My January blog posting, The Next Generation of Data Governance, described the recent developments – agile, big data, cloud, and self-service – that challenge the practices of traditional data governance. With this post, I’ll zoom in on self-service as an especially challenging area and look at how the same technologies that bring the challenges also offer solutions.

The modern analytics world is rich with technologies, many of which include some data governance features and functions. Figure 1 shows the technology spectrum with several product examples in each category.

Figure 1 – The Analytics Technology Spectrum

Data Ingestion 

Data ingestion tools support the processes of bringing data into the analytics ecosystem. They are designed to move data from the original source to a “first stop” data store such as a staging area or landing zone. Common functions include:

  • Collection of data from sources.
  • Data stream ingestion.
  • Light filtering and cleansing.
  • Routing to data stores.

All ingestion tools have some level of data governance functionality, but they vary widely in the degree to which they are governance aware.

  • There are fewer governance functions in open source tools than in proprietary tools.
  • The primary governance capability implemented in all ingestion tools is capture of ingestion metadata. This is the start of data lineage tracking.
  • Interoperability with catalog & preparation tools is a valuable feature to get the advantages of machine learning for data discovery.
  • Proprietary tools that do more than simple data ingestion with discovery and profiling capabilities have more robust data governance features than basic ingestion tools.

Data Cataloging 

Data cataloging manages the inventory of data sets. Catalog tools help to collect and maintain the metadata that is the critical understructure of the analytics ecosystem. A data catalog connects people with data – finding, evaluating, understanding and acquiring needed data. The primary purpose of data cataloging is to help data consumers – especially self-service consumers – to find and access the datasets that they need. Data catalogs provide features to:

  • Collect and expose metadata about datasets.
  • Catalog search by keywords, tags, and facets.
  • Previews, ratings, and reviews.
  • Extensive data curation functions.
  • Self-service access to datasets.
  • Dataset usage tracking.
  • Catalog and expose data preparation procedures related to datasets or combinations of datasets.

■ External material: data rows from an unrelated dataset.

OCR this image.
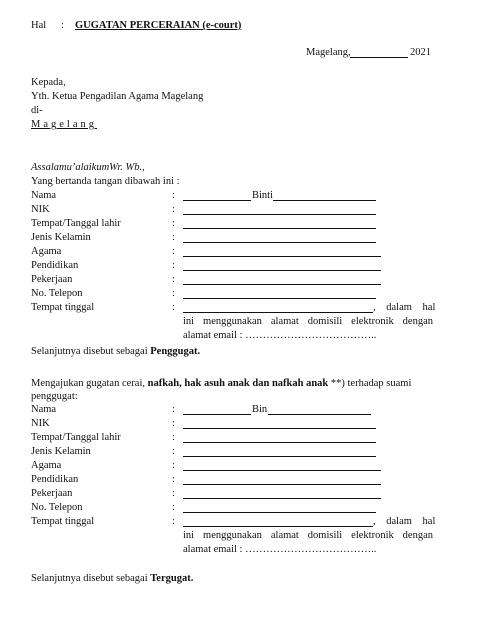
Hal : GUGATAN PERCERAIAN (e-court)
Magelang,	2021
Kepada,
Yth. Ketua Pengadilan Agama Magelang
di-
Magelang
Assalamu’alaikumWr. Wb.,
Yang bertanda tangan dibawah ini :
Nama	:	Binti
NIK	:
Tempat/Tanggal lahir	:
Jenis Kelamin	:
Agama	:
Pendidikan	:
Pekerjaan	:
No. Telepon	:
Tempat tinggal	:	, dalam hal
ini menggunakan alamat domisili elektronik dengan
alamat email : ………………………………..
Selanjutnya disebut sebagai Penggugat.
Mengajukan gugatan cerai, nafkah, hak asuh anak dan nafkah anak **) terhadap suami
penggugat:
Nama	:	Bin
NIK	:
Tempat/Tanggal lahir	:
Jenis Kelamin	:
Agama	:
Pendidikan	:
Pekerjaan	:
No. Telepon	:
Tempat tinggal	:	, dalam hal
ini menggunakan alamat domisili elektronik dengan
alamat email : ………………………………..
Selanjutnya disebut sebagai Tergugat.
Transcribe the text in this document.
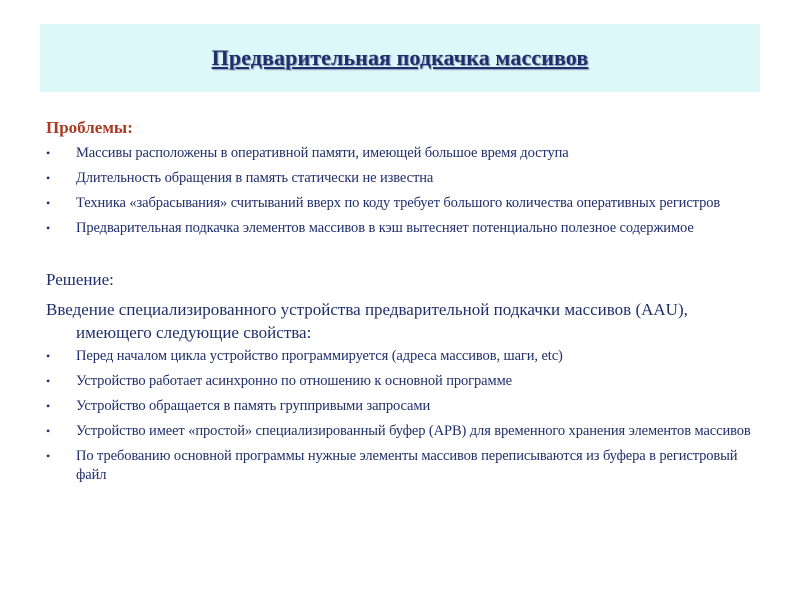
Предварительная подкачка массивов
Проблемы:
• Массивы расположены в оперативной памяти, имеющей большое время доступа
• Длительность обращения в память статически не известна
• Техника «забрасывания» считываний вверх по коду требует большого количества оперативных регистров
• Предварительная подкачка элементов массивов в кэш вытесняет потенциально полезное содержимое
Решение:
Введение специализированного устройства предварительной подкачки массивов (AAU), имеющего следующие свойства:
• Перед началом цикла устройство программируется (адреса массивов, шаги, etc)
• Устройство работает асинхронно по отношению к основной программе
• Устройство обращается в память группривыми запросами
• Устройство имеет «простой» специализированный буфер (APB) для временного хранения элементов массивов
• По требованию основной программы нужные элементы массивов переписываются из буфера в регистровый файл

Data cataloging is tightly coupled with data curation and is inherently a core component of modern data governance. From data profiling and metadata discovery to usage tracking at time of consumption, catalog tools support governance at all stages of cataloging activity:

  • Initial build of the data catalog.
  • Routine data catalog maintenance.
  • Catalog search and self-service data access by data consumers.

Data catalogs are the key to collaborative data governance. The culture change needed for self-service – a shift from centralized to community governance – is supported by collaboration, crowd-sourcing, and machine learning capabilities of data catalogs.

Data Preparation

Data preparation tools are used to improve, enrich, format and blend data to make it ready for reporting and analysis. These tools include data protection functions as well as lineage tracking features. Typical features include:

  • Visual, business-friendly, code-free user interface to design data preparation workflows.
  • Many built-in common data preparation functions available to use for data transformation and data blending.
  • Machine learning to suggest data characteristics and data preparation operations.

Reporting and Analysis

Reporting and analysis tools are used to explore, model, and visualize data to find patterns, trends, and insights – the keys to data value and impact. Tools in this category enable self-service reporting, dashboards, visualization and analysis for data consumers ranging from non-technical to statisticians and data scientists. Common features include:

  • Ability to connect to data sources of many kinds. The tools provide connectors of many types and some offer the ability to create custom connectors.
  • Work with many different data types ranging from structured data in relational databases to text, documents, and many kinds of big data sources.
  • Drag-and-drop visual user interface, often code-free, that allows non-technical people to perform advanced analysis and develop high-impact data visualizations.
  • Desktop, enterprise, and cloud deployments.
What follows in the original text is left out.